A dangerously low approval standard has led to needless deaths and injuries from sibutramine and other diet drugs. Over 30 years ago, in June 1968, FDA Medical Officer Dr. Robert O. Knox refused to approve the New Drug Application (NDA) for a diet drug. This disapproval touched off a dispute between the FDA and the drug’s manufacturer, A.H. Robbins, that eventually led to the drug’s approval and Dr. Knox’s transfer to another area within the agency. His reason for recommending against approval was: obesity is a chronic disease and there is no evidence that these drugs affect the course of the disease over the long term.

The drug Dr. Knox refused to approve was fenfluramine (PONDIMIN), a drug that ultimately became the “fen” portion of the notorious “fen/phen” combination, that was removed from the market on September 15, 1997, because it caused heart valve damage and a potentially fatal adverse reaction of the lungs known as primary pulmonary hypertension.

Thirty years’ experience with diet drugs has clearly vindicated Dr. Knox. If his recommendation had been heeded in 1968, and the FDA had adopted a standard that required the demonstration of a health benefit from these drugs, hundreds of millions of dollars would have been saved and an immeasurable number of patients would have been spared serious harm or death.

The known serious risks of sibutramine might be acceptable if there were evidence that it prevented one stroke or heart attack or prolonged the life of a single patient. Such evidence is lacking for sibutramine as well as for other diet drugs, leaving patients with only the risk of injury from their use and expensive drug bills. This disproportionate risk compared to any known therapeutic benefit of sibutramine was seen by the FDA medical officer and the members of the Endocrinologic and Metabolic Drugs Advisory Committee who recommended against its approval.

Sibutramine is a drug that should never have been approved, and in the interest of the safety of the American public it must come off the market now.
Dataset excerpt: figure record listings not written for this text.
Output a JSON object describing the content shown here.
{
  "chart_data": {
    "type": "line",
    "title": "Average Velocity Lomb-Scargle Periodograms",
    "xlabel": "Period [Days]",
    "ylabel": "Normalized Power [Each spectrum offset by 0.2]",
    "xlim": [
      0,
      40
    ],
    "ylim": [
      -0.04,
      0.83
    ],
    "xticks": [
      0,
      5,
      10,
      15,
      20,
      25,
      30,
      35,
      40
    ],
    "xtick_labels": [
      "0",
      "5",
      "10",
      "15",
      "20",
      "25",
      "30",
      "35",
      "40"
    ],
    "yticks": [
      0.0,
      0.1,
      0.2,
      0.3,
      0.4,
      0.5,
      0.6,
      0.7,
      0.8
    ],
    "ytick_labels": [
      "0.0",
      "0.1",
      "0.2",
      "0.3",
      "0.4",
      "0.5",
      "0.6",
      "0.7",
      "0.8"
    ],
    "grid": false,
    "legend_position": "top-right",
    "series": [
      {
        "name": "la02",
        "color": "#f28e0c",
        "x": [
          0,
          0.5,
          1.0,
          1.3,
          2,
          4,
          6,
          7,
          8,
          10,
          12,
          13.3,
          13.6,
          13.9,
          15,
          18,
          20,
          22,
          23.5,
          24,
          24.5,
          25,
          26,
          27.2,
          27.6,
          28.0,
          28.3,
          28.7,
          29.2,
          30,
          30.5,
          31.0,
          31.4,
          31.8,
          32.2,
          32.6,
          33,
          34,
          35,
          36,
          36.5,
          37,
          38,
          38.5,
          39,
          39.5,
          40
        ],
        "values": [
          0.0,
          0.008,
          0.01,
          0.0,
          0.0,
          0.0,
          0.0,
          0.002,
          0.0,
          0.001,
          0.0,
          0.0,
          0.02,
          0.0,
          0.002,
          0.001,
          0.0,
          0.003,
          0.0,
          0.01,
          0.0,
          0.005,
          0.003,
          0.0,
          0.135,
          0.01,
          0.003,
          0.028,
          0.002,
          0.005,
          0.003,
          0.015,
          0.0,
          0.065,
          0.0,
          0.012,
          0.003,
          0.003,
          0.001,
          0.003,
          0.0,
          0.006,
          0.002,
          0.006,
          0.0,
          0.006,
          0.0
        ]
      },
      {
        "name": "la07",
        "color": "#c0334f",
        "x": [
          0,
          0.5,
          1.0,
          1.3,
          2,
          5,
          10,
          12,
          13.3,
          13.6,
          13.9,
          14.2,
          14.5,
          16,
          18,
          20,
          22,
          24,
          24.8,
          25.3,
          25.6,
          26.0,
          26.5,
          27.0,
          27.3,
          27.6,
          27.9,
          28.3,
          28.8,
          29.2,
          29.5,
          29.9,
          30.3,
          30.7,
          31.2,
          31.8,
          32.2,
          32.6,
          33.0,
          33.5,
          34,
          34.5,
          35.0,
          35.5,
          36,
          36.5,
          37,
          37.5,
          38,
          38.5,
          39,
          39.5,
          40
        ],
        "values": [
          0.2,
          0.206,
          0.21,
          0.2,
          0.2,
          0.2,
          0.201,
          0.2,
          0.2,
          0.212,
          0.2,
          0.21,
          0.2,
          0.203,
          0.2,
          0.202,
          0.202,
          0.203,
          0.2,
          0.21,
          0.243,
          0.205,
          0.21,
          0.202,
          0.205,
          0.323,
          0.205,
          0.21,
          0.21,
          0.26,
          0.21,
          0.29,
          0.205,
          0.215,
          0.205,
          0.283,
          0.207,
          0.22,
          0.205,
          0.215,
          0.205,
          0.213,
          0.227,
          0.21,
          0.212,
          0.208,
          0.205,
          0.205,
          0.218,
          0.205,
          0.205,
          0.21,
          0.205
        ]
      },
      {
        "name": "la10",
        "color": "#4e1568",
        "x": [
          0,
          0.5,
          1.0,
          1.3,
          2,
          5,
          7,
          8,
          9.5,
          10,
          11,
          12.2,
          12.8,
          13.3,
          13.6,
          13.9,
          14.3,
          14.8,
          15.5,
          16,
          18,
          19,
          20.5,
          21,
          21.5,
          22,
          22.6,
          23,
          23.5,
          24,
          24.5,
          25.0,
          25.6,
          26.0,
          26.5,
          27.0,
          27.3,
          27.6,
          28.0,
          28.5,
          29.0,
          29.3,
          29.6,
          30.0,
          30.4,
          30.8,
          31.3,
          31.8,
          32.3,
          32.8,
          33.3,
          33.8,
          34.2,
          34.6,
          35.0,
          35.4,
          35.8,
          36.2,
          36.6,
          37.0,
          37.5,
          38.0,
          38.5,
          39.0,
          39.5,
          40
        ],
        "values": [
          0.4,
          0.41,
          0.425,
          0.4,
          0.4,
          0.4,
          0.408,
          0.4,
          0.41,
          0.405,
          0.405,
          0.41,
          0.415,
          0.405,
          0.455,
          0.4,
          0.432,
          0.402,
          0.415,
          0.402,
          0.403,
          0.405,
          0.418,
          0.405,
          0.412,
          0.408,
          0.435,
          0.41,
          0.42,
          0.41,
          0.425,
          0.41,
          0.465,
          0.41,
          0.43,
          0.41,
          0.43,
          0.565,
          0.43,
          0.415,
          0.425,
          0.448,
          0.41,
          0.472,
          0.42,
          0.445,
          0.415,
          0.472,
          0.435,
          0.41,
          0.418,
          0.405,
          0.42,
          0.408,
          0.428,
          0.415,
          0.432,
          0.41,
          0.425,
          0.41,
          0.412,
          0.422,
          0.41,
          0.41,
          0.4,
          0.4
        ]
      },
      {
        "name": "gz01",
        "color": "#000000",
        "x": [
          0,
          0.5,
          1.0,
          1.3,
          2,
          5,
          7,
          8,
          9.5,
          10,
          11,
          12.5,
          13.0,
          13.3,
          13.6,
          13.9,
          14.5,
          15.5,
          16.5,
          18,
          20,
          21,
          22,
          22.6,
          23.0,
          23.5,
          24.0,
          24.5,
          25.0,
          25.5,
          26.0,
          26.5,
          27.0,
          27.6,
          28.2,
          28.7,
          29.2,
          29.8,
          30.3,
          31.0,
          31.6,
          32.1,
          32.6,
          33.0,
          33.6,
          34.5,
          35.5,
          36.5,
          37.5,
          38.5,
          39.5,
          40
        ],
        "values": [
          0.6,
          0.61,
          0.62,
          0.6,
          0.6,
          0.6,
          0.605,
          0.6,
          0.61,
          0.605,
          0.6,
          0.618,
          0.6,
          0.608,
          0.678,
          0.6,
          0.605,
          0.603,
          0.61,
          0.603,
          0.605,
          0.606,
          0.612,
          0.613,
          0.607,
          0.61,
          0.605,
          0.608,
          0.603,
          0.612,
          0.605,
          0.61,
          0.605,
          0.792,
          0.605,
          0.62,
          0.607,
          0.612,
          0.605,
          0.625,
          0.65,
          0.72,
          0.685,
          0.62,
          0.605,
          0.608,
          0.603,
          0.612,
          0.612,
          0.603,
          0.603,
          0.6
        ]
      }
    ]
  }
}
Congress and the FDA must reexamine the episode of Dr. Knox and fenfluramine and reject an approval standard for diet drugs that requires only short term studies which demonstrate the statistical superiority of a drug over a placebo.

What You Can Do

The best advice we can give about obesity is that prevention may be the best course. Our advice about losing weight and diet pills has remained the same for 20 years: eat less, exercise more. This approach to losing weight is slow but effective. The only one who profits from it is you. That’s why it isn’t sold.